Kerk & religie

Barbezoekers op weg naar belijdenis

Dat er reformatorische jongeren zijn die -in het weekend of door de week- tot diep in de nacht doorzakken in de kroeg, mag intussen als bekend worden verondersteld. Wie namen en feiten wil, hoeft niet lang te zoeken. Café Nationaal in het Zeeuwse Goes is bekend. In het oosten des lands voorziet onder andere Het Witte Paard in Wekerom in de uitgaansbehoefte. En ook de illegale barretjescultuur in Urk doet nauwelijks nog met de oren klapperen. Maar wat niet iedereen weet is dat in den lande ook striptease-opvoeringen gehouden worden waarbij kerkelijke meisjes voor een groot gedeelte uit de kleren gaan. En ook schromen sommige refo-jongeren niet om medescholieren die hun leven wél langs de meetlat van de Bijbel willen leggen, mores te leren.

J. Hoekman
19 December 2002 09:08Gewijzigd op 14 November 2020 00:01

Een vader krijgt de schrik van zijn leven. Als hij nietsvermoedend een ontmoetingsplaats voor jongeren binnenstapt, treft hij daar kerkelijke jeugd aan van wie sommigen meer kledingstukken hebben uitgetrokken dan aangehouden. Wie dacht nog dat het ging om wat „onschuldig drankgebruik”? Ambtsdragers staan niet zelden aan de kant bij dergelijke meer dan schrijnende situaties. Vaak is dat uit onwetendheid: „Dat komt bij ons niet voor.” En als het wél voorkomt -en niet alleen in Yerseke, Opheusden en Rijssen- blijft het vaak bij een waarschuwing tegen dergelijke uitspattingen in de zondagse preek. Predikanten en ouderlingen die de cafés binnenstappen om jongeren te weerhouden en terug te halen, moeten met een lampje worden gezocht. Ambtsdragers die op een andere manier het gesprek gaande houden, zijn ook niet eenvoudig te vinden. De jongeren waar het om gaat, laten zich minder moeilijk traceren. Alhoewel: ermee te koop lopen ze vaak ook niet. De cafés, de disco’s met hun snoeiharde muziek en besloten bijeenkomsten voor eigen kring die ontaarden in uitspattingen op erotisch gebied: veel bezocht, maar weinig besproken.

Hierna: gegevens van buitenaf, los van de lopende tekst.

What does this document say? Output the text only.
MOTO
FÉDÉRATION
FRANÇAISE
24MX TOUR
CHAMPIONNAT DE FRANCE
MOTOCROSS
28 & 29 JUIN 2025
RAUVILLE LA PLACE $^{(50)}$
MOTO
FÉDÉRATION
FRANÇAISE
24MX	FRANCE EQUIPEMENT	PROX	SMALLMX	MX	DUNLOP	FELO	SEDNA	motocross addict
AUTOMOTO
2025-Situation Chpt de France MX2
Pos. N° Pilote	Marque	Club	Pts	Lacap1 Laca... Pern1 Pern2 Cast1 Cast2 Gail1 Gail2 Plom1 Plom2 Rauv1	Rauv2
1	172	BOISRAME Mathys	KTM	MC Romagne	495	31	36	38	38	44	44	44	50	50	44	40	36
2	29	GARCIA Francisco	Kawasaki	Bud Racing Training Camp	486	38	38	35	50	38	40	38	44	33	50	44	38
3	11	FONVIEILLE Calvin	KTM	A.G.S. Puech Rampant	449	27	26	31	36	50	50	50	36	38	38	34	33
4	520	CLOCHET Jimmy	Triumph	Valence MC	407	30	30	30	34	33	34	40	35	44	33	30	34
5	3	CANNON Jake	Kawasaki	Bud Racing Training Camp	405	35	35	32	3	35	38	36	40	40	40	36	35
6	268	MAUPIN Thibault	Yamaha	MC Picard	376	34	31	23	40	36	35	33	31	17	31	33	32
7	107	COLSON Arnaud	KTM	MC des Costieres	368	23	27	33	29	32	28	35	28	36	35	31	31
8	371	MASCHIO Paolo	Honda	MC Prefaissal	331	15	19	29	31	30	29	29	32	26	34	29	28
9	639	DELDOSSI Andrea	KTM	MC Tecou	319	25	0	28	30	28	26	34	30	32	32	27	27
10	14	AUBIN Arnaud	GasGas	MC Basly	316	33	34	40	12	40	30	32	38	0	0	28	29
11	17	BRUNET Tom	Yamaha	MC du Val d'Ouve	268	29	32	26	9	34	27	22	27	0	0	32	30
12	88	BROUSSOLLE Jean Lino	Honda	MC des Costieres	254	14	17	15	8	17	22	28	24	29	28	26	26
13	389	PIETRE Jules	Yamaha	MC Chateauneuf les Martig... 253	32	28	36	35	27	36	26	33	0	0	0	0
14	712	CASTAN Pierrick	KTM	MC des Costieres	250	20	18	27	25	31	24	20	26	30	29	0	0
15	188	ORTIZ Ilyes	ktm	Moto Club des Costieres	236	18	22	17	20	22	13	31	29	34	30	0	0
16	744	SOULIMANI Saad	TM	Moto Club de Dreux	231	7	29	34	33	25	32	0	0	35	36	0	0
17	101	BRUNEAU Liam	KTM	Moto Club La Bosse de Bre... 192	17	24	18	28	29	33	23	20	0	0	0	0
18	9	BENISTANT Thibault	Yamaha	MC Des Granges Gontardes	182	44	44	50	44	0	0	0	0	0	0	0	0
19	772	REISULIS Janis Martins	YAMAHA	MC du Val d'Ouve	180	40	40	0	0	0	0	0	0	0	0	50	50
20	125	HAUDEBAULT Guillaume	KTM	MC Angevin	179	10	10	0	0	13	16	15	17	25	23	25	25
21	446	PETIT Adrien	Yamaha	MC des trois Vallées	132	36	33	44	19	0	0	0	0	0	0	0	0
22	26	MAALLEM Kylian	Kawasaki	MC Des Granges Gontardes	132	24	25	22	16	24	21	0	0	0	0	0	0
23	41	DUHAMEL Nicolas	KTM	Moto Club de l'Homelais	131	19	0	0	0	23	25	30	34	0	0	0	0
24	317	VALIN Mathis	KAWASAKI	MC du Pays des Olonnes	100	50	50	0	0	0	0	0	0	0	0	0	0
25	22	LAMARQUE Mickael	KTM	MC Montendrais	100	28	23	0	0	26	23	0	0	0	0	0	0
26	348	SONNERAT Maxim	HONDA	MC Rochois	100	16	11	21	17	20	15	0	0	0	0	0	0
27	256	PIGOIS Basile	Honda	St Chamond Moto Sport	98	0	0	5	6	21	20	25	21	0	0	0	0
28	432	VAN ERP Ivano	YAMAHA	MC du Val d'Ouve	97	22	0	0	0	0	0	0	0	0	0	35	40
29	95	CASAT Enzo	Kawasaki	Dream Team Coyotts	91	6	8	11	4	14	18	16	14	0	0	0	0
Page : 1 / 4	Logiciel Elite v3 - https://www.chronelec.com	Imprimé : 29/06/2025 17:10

Jongeren uit de reformatorische gezindte lijken zich steeds duidelijker op te splitsen. Een hartelijk meelevende groep ziet zich geconfronteerd met een groep die zich verhardt en soms zelfs onkerkelijke leeftijdsgenoten versteld doet staan. Beide groeperingen lijken het contact met elkaar te verliezen, niet in de laatste plaats omdat de ’bargangers’ weinig ophebben met de ’kerkgangers’. Soms leidt dat om die reden tot een handgemeen tussen scholieren, zoals onlangs in Krabbendijke. Maar het is breder. De barbezoekers trekken zich weinig van kerkmuren aan: de hele breedte van reformatorisch Nederland heeft te maken met het verschijnsel. Hoogstens is de motivatie -„Als de Heere me wil hebben, haalt Hij me toch wel uit het café”- soms wat anders geformuleerd.

Illegaal
Urk is berucht: de krantenkolommen meldden breeduit hoe een gedeelte van de jongeren zich daar misdraagt, met name op zaterdagavond. Toch is Urk, voorzover bekend, ook de enige plaats waar structureel een tegenactie op touw is gezet. Ambtsdragers uit zeven reformatorische kerken op het voormalige eiland gaan om de beurt de illegale bars en dancings langs om de jongeren terug te halen. Het initiatief komt van L. Korf, lid van de christelijke gereformeerde kerk op het eiland. „Bars trekken geen scheiding tussen kerken. Van oud gereformeerd tot neo-gereformeerd en van pinkstergemeente tot gereformeerde gemeente in Nederland: ze gaan er allemaal heen.”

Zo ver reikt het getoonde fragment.